Last year, most of the flats that completed their MOP were in the Punggol, Sengkang, and Yishun areas. This year will see a large number of flats in Chua Chu Kang, Punggol, and Sengkang reach their MOP. Upgraders tend to buy a new property within 1km of their current neighbourhood, says Chu. “So if you are looking to buy a property in the suburbs, you should look at all these areas because this is where all the upgraders are buying into, and it will give a lot of support to the property price in the area.”
But buyers today are eventually settling on smaller-sized units when picking properties in the suburbs and city-fringe locations. In particular, most buyers surveyed by Knight Frank indicate that they intend to buy units of about 700 sq ft to 900 sq ft, and are willing to pay $800,000 to $1 million. This range falls within the current affordability of most homebuyers today, says Lee.

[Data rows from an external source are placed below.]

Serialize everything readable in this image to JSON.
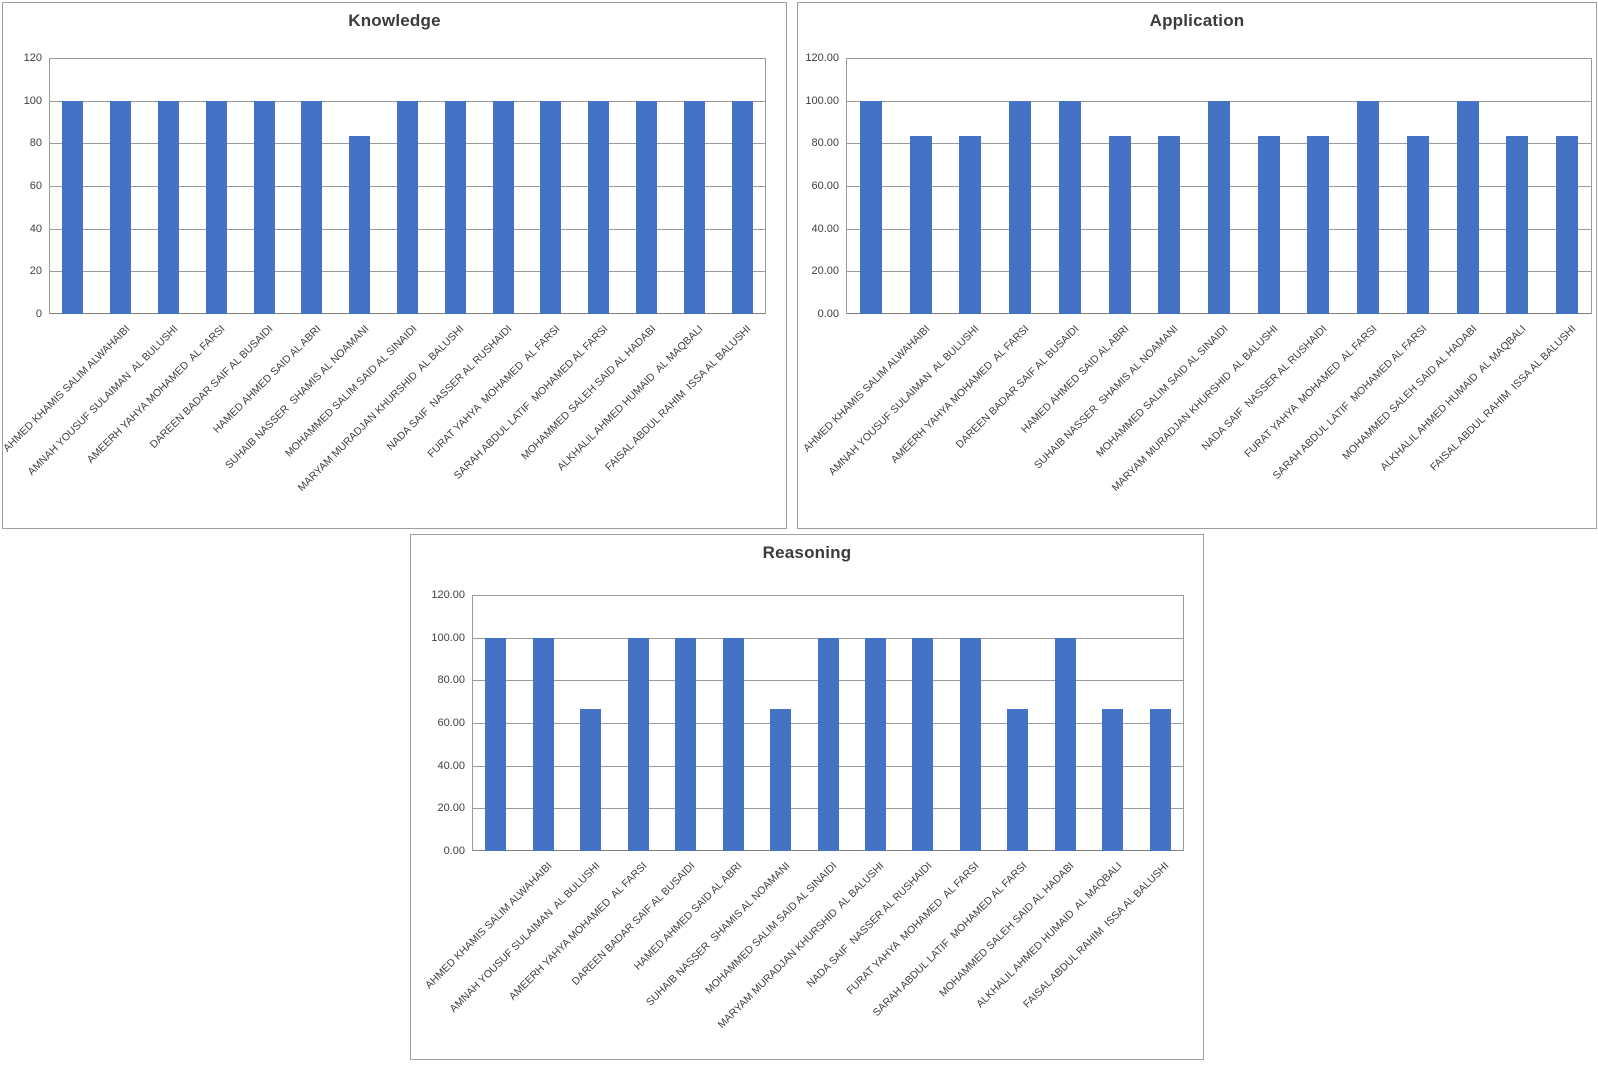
{
  "colors": {
    "bar": "#4472C4",
    "gridline": "#9B9B9B",
    "axis_line": "#7F7F7F",
    "panel_border": "#A0A0A0",
    "text": "#404040",
    "title_text": "#3B3B3B"
  },
  "chart_data": [
    {
      "type": "bar",
      "title": "Knowledge",
      "xlabel": "",
      "ylabel": "",
      "ylim": [
        0,
        120
      ],
      "grid": true,
      "legend": false,
      "y_ticks": [
        "120",
        "100",
        "80",
        "60",
        "40",
        "20",
        "0"
      ],
      "categories": [
        "",
        "AHMED KHAMIS SALIM ALWAHAIBI",
        "AMNAH YOUSUF SULAIMAN  AL BULUSHI",
        "AMEERH YAHYA MOHAMED  AL FARSI",
        "DAREEN BADAR SAIF AL BUSAIDI",
        "HAMED AHMED SAID AL ABRI",
        "SUHAIB NASSER  SHAMIS AL NOAMANI",
        "MOHAMMED SALIM SAID AL SINAIDI",
        "MARYAM MURADJAN KHURSHID  AL BALUSHI",
        "NADA SAIF  NASSER AL RUSHAIDI",
        "FURAT YAHYA  MOHAMED  AL FARSI",
        "SARAH ABDUL LATIF  MOHAMED AL FARSI",
        "MOHAMMED SALEH SAID AL HADABI",
        "ALKHALIL AHMED HUMAID  AL MAQBALI",
        "FAISAL ABDUL RAHIM  ISSA AL BALUSHI"
      ],
      "values": [
        100,
        100,
        100,
        100,
        100,
        100,
        83.33,
        100,
        100,
        100,
        100,
        100,
        100,
        100,
        100
      ]
    },
    {
      "type": "bar",
      "title": "Application",
      "xlabel": "",
      "ylabel": "",
      "ylim": [
        0,
        120
      ],
      "grid": true,
      "legend": false,
      "y_ticks": [
        "120.00",
        "100.00",
        "80.00",
        "60.00",
        "40.00",
        "20.00",
        "0.00"
      ],
      "categories": [
        "",
        "AHMED KHAMIS SALIM ALWAHAIBI",
        "AMNAH YOUSUF SULAIMAN  AL BULUSHI",
        "AMEERH YAHYA MOHAMED  AL FARSI",
        "DAREEN BADAR SAIF AL BUSAIDI",
        "HAMED AHMED SAID AL ABRI",
        "SUHAIB NASSER  SHAMIS AL NOAMANI",
        "MOHAMMED SALIM SAID AL SINAIDI",
        "MARYAM MURADJAN KHURSHID  AL BALUSHI",
        "NADA SAIF  NASSER AL RUSHAIDI",
        "FURAT YAHYA  MOHAMED  AL FARSI",
        "SARAH ABDUL LATIF  MOHAMED AL FARSI",
        "MOHAMMED SALEH SAID AL HADABI",
        "ALKHALIL AHMED HUMAID  AL MAQBALI",
        "FAISAL ABDUL RAHIM  ISSA AL BALUSHI"
      ],
      "values": [
        100,
        83.33,
        83.33,
        100,
        100,
        83.33,
        83.33,
        100,
        83.33,
        83.33,
        100,
        83.33,
        100,
        83.33,
        83.33
      ]
    },
    {
      "type": "bar",
      "title": "Reasoning",
      "xlabel": "",
      "ylabel": "",
      "ylim": [
        0,
        120
      ],
      "grid": true,
      "legend": false,
      "y_ticks": [
        "120.00",
        "100.00",
        "80.00",
        "60.00",
        "40.00",
        "20.00",
        "0.00"
      ],
      "categories": [
        "",
        "AHMED KHAMIS SALIM ALWAHAIBI",
        "AMNAH YOUSUF SULAIMAN  AL BULUSHI",
        "AMEERH YAHYA MOHAMED  AL FARSI",
        "DAREEN BADAR SAIF AL BUSAIDI",
        "HAMED AHMED SAID AL ABRI",
        "SUHAIB NASSER  SHAMIS AL NOAMANI",
        "MOHAMMED SALIM SAID AL SINAIDI",
        "MARYAM MURADJAN KHURSHID  AL BALUSHI",
        "NADA SAIF  NASSER AL RUSHAIDI",
        "FURAT YAHYA  MOHAMED  AL FARSI",
        "SARAH ABDUL LATIF  MOHAMED AL FARSI",
        "MOHAMMED SALEH SAID AL HADABI",
        "ALKHALIL AHMED HUMAID  AL MAQBALI",
        "FAISAL ABDUL RAHIM  ISSA AL BALUSHI"
      ],
      "values": [
        100,
        100,
        66.67,
        100,
        100,
        100,
        66.67,
        100,
        100,
        100,
        100,
        66.67,
        100,
        66.67,
        66.67
      ]
    }
  ]
}
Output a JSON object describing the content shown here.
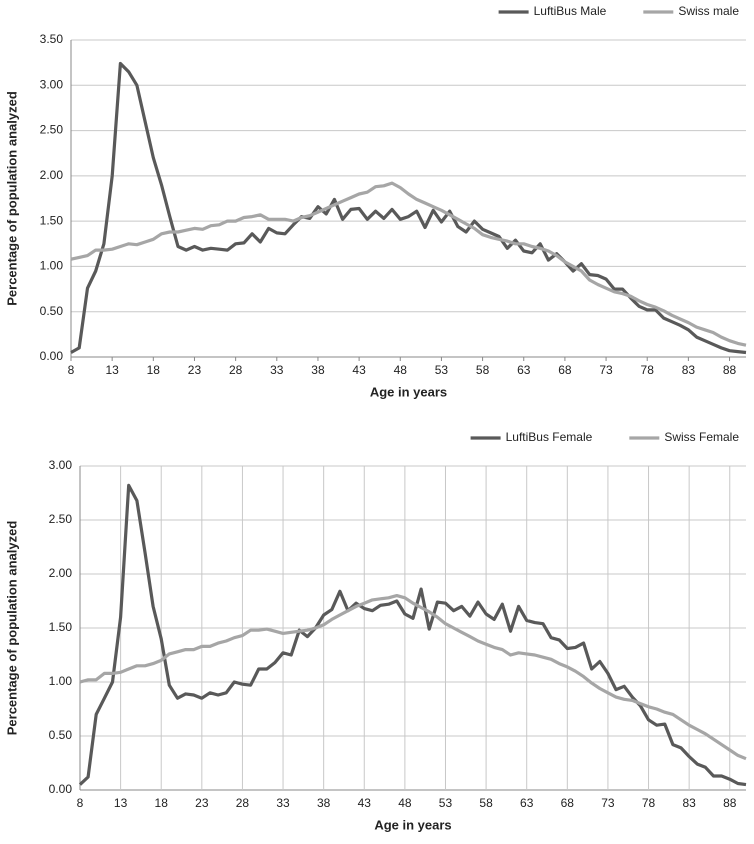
{
  "chart_data": [
    {
      "type": "line",
      "x": [
        8,
        9,
        10,
        11,
        12,
        13,
        14,
        15,
        16,
        17,
        18,
        19,
        20,
        21,
        22,
        23,
        24,
        25,
        26,
        27,
        28,
        29,
        30,
        31,
        32,
        33,
        34,
        35,
        36,
        37,
        38,
        39,
        40,
        41,
        42,
        43,
        44,
        45,
        46,
        47,
        48,
        49,
        50,
        51,
        52,
        53,
        54,
        55,
        56,
        57,
        58,
        59,
        60,
        61,
        62,
        63,
        64,
        65,
        66,
        67,
        68,
        69,
        70,
        71,
        72,
        73,
        74,
        75,
        76,
        77,
        78,
        79,
        80,
        81,
        82,
        83,
        84,
        85,
        86,
        87,
        88,
        89,
        90
      ],
      "series": [
        {
          "name": "LuftiBus Male",
          "color": "#595959",
          "values": [
            0.05,
            0.1,
            0.76,
            0.95,
            1.25,
            2.0,
            3.24,
            3.15,
            3.0,
            2.6,
            2.2,
            1.9,
            1.55,
            1.22,
            1.18,
            1.22,
            1.18,
            1.2,
            1.19,
            1.18,
            1.25,
            1.26,
            1.36,
            1.27,
            1.42,
            1.37,
            1.36,
            1.46,
            1.55,
            1.53,
            1.66,
            1.58,
            1.74,
            1.52,
            1.63,
            1.64,
            1.52,
            1.61,
            1.53,
            1.63,
            1.52,
            1.55,
            1.61,
            1.43,
            1.62,
            1.49,
            1.61,
            1.44,
            1.38,
            1.5,
            1.41,
            1.37,
            1.33,
            1.2,
            1.29,
            1.17,
            1.15,
            1.25,
            1.07,
            1.14,
            1.05,
            0.95,
            1.03,
            0.91,
            0.9,
            0.86,
            0.75,
            0.75,
            0.65,
            0.56,
            0.52,
            0.52,
            0.43,
            0.39,
            0.35,
            0.3,
            0.22,
            0.18,
            0.14,
            0.1,
            0.07,
            0.06,
            0.05
          ]
        },
        {
          "name": "Swiss male",
          "color": "#a6a6a6",
          "values": [
            1.08,
            1.1,
            1.12,
            1.18,
            1.18,
            1.19,
            1.22,
            1.25,
            1.24,
            1.27,
            1.3,
            1.36,
            1.38,
            1.38,
            1.4,
            1.42,
            1.41,
            1.45,
            1.46,
            1.5,
            1.5,
            1.54,
            1.55,
            1.57,
            1.52,
            1.52,
            1.52,
            1.5,
            1.54,
            1.56,
            1.6,
            1.64,
            1.68,
            1.72,
            1.76,
            1.8,
            1.82,
            1.88,
            1.89,
            1.92,
            1.87,
            1.8,
            1.74,
            1.7,
            1.66,
            1.62,
            1.57,
            1.52,
            1.47,
            1.42,
            1.35,
            1.32,
            1.3,
            1.28,
            1.25,
            1.25,
            1.22,
            1.2,
            1.17,
            1.12,
            1.05,
            1.0,
            0.95,
            0.85,
            0.8,
            0.76,
            0.72,
            0.7,
            0.67,
            0.62,
            0.58,
            0.55,
            0.51,
            0.46,
            0.42,
            0.38,
            0.33,
            0.3,
            0.27,
            0.22,
            0.18,
            0.15,
            0.13
          ]
        }
      ],
      "xlabel": "Age in years",
      "ylabel": "Percentage of population analyzed",
      "xlim": [
        8,
        90
      ],
      "xticks": [
        8,
        13,
        18,
        23,
        28,
        33,
        38,
        43,
        48,
        53,
        58,
        63,
        68,
        73,
        78,
        83,
        88
      ],
      "ylim": [
        0,
        3.5
      ],
      "yticks": [
        {
          "value": 0,
          "label": "0.00"
        },
        {
          "value": 0.5,
          "label": "0.50"
        },
        {
          "value": 1,
          "label": "1.00"
        },
        {
          "value": 1.5,
          "label": "1.50"
        },
        {
          "value": 2,
          "label": "2.00"
        },
        {
          "value": 2.5,
          "label": "2.50"
        },
        {
          "value": 3,
          "label": "3.00"
        },
        {
          "value": 3.5,
          "label": "3.50"
        }
      ],
      "grid": "y",
      "legend": "top-right"
    },
    {
      "type": "line",
      "x": [
        8,
        9,
        10,
        11,
        12,
        13,
        14,
        15,
        16,
        17,
        18,
        19,
        20,
        21,
        22,
        23,
        24,
        25,
        26,
        27,
        28,
        29,
        30,
        31,
        32,
        33,
        34,
        35,
        36,
        37,
        38,
        39,
        40,
        41,
        42,
        43,
        44,
        45,
        46,
        47,
        48,
        49,
        50,
        51,
        52,
        53,
        54,
        55,
        56,
        57,
        58,
        59,
        60,
        61,
        62,
        63,
        64,
        65,
        66,
        67,
        68,
        69,
        70,
        71,
        72,
        73,
        74,
        75,
        76,
        77,
        78,
        79,
        80,
        81,
        82,
        83,
        84,
        85,
        86,
        87,
        88,
        89,
        90
      ],
      "series": [
        {
          "name": "LuftiBus Female",
          "color": "#595959",
          "values": [
            0.05,
            0.12,
            0.7,
            0.85,
            1.0,
            1.6,
            2.82,
            2.68,
            2.2,
            1.7,
            1.4,
            0.97,
            0.85,
            0.89,
            0.88,
            0.85,
            0.9,
            0.88,
            0.9,
            1.0,
            0.98,
            0.97,
            1.12,
            1.12,
            1.18,
            1.27,
            1.25,
            1.48,
            1.42,
            1.5,
            1.62,
            1.67,
            1.84,
            1.66,
            1.73,
            1.68,
            1.66,
            1.71,
            1.72,
            1.75,
            1.63,
            1.59,
            1.86,
            1.49,
            1.74,
            1.73,
            1.66,
            1.7,
            1.61,
            1.74,
            1.63,
            1.58,
            1.72,
            1.47,
            1.7,
            1.57,
            1.55,
            1.54,
            1.41,
            1.39,
            1.31,
            1.32,
            1.36,
            1.12,
            1.19,
            1.08,
            0.93,
            0.96,
            0.86,
            0.78,
            0.65,
            0.6,
            0.61,
            0.42,
            0.39,
            0.31,
            0.24,
            0.21,
            0.13,
            0.13,
            0.1,
            0.06,
            0.05
          ]
        },
        {
          "name": "Swiss Female",
          "color": "#a6a6a6",
          "values": [
            1.0,
            1.02,
            1.02,
            1.08,
            1.08,
            1.09,
            1.12,
            1.15,
            1.15,
            1.17,
            1.2,
            1.26,
            1.28,
            1.3,
            1.3,
            1.33,
            1.33,
            1.36,
            1.38,
            1.41,
            1.43,
            1.48,
            1.48,
            1.49,
            1.47,
            1.45,
            1.46,
            1.47,
            1.48,
            1.5,
            1.53,
            1.58,
            1.62,
            1.66,
            1.7,
            1.73,
            1.76,
            1.77,
            1.78,
            1.8,
            1.78,
            1.73,
            1.69,
            1.65,
            1.6,
            1.54,
            1.5,
            1.46,
            1.42,
            1.38,
            1.35,
            1.32,
            1.3,
            1.25,
            1.27,
            1.26,
            1.25,
            1.23,
            1.21,
            1.17,
            1.14,
            1.1,
            1.05,
            0.99,
            0.94,
            0.9,
            0.86,
            0.84,
            0.83,
            0.8,
            0.77,
            0.75,
            0.72,
            0.7,
            0.65,
            0.6,
            0.56,
            0.52,
            0.47,
            0.42,
            0.37,
            0.32,
            0.29
          ]
        }
      ],
      "xlabel": "Age in years",
      "ylabel": "Percentage of population analyzed",
      "xlim": [
        8,
        90
      ],
      "xticks": [
        8,
        13,
        18,
        23,
        28,
        33,
        38,
        43,
        48,
        53,
        58,
        63,
        68,
        73,
        78,
        83,
        88
      ],
      "ylim": [
        0,
        3
      ],
      "yticks": [
        {
          "value": 0,
          "label": "0.00"
        },
        {
          "value": 0.5,
          "label": "0.50"
        },
        {
          "value": 1,
          "label": "1.00"
        },
        {
          "value": 1.5,
          "label": "1.50"
        },
        {
          "value": 2,
          "label": "2.00"
        },
        {
          "value": 2.5,
          "label": "2.50"
        },
        {
          "value": 3,
          "label": "3.00"
        }
      ],
      "grid": "both",
      "legend": "top-right"
    }
  ]
}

Prices fall in luxury resale market
In the ultra-luxury market, prices have recently been pushed down due to an increase in mortgagee sales of properties in Districts 9, 10, and 11. “We see more owners facing difficulties to service their loans, and this leads to more mortgagee sales,” Lee says.
Resale prices in the city-centre, or Core Central Region (CCR), have fallen since 3Q2018 compared to the suburbs and city-fringe areas, which have been largely flat. “This is because most sellers bought their properties five to eight years ago, and they are willing to take a small price cut to buy new and better products in new growth areas that show greater investment promise,” says Lee.
Pockets of opportunity overseas
For some property investors, given the state of the local property market, investing in residential properties in some overseas markets could be a more attractive alternative. That gives investors a chance to diversify their portfolio of properties, and benefit from attractive growth opportunities overseas and a stronger rental yield compared to Singapore, says JLL’s Lim.
For one, London remains a safe haven for property investment, despite difficulties surrounding Brexit negotiations, says Lim. “Property prices (in London) will start recovering once the government eventually gets through Brexit negotiations,” she says. ”Prices in prime central London, though down 15% to 20% from their last peak in 2015, will likely recover over the next five years.”
London is also projected to face a housing shortfall of close to 225,000 new homes over the next 10 years, as very strong demand from population inflow into London every year cannot be met by the current levels of supply. “This chronic under-supply will be supportive of rental demand, especially in central London,” she says.
More than 300 people gathered at the Marina One auditorium on April 11 for the EdgeProp 360 event
Other less familiar overseas opportunities include Japan and Portugal, which JLL identifies as choice investment locations for those seeking strong yields and capital growth respectively.
The Japanese government’s US$28 million rejuvenation plan for Tokyo complements its efforts to encourage foreign investment through a lower corporate tax rate in Tokyo, visa relaxations, and language support. “Japan’s property market offers one of the most tax-efficient locations globally. There is no additional stamp duty for foreigners, unlike 3% in London and 7% in Melbourne,” says Lim.
For capital gains, she suggests considering Lisbon in Portugal, which is steadily recovering from its housing crisis that started a decade ago. “Compared to other European capitals, Lisbon is one of the most affordable property markets,” she says. The number of new homes transacted in Lisbon has risen from 21,352 in 2012 to 47,067 last year, “but more supply is still needed to meet demand”.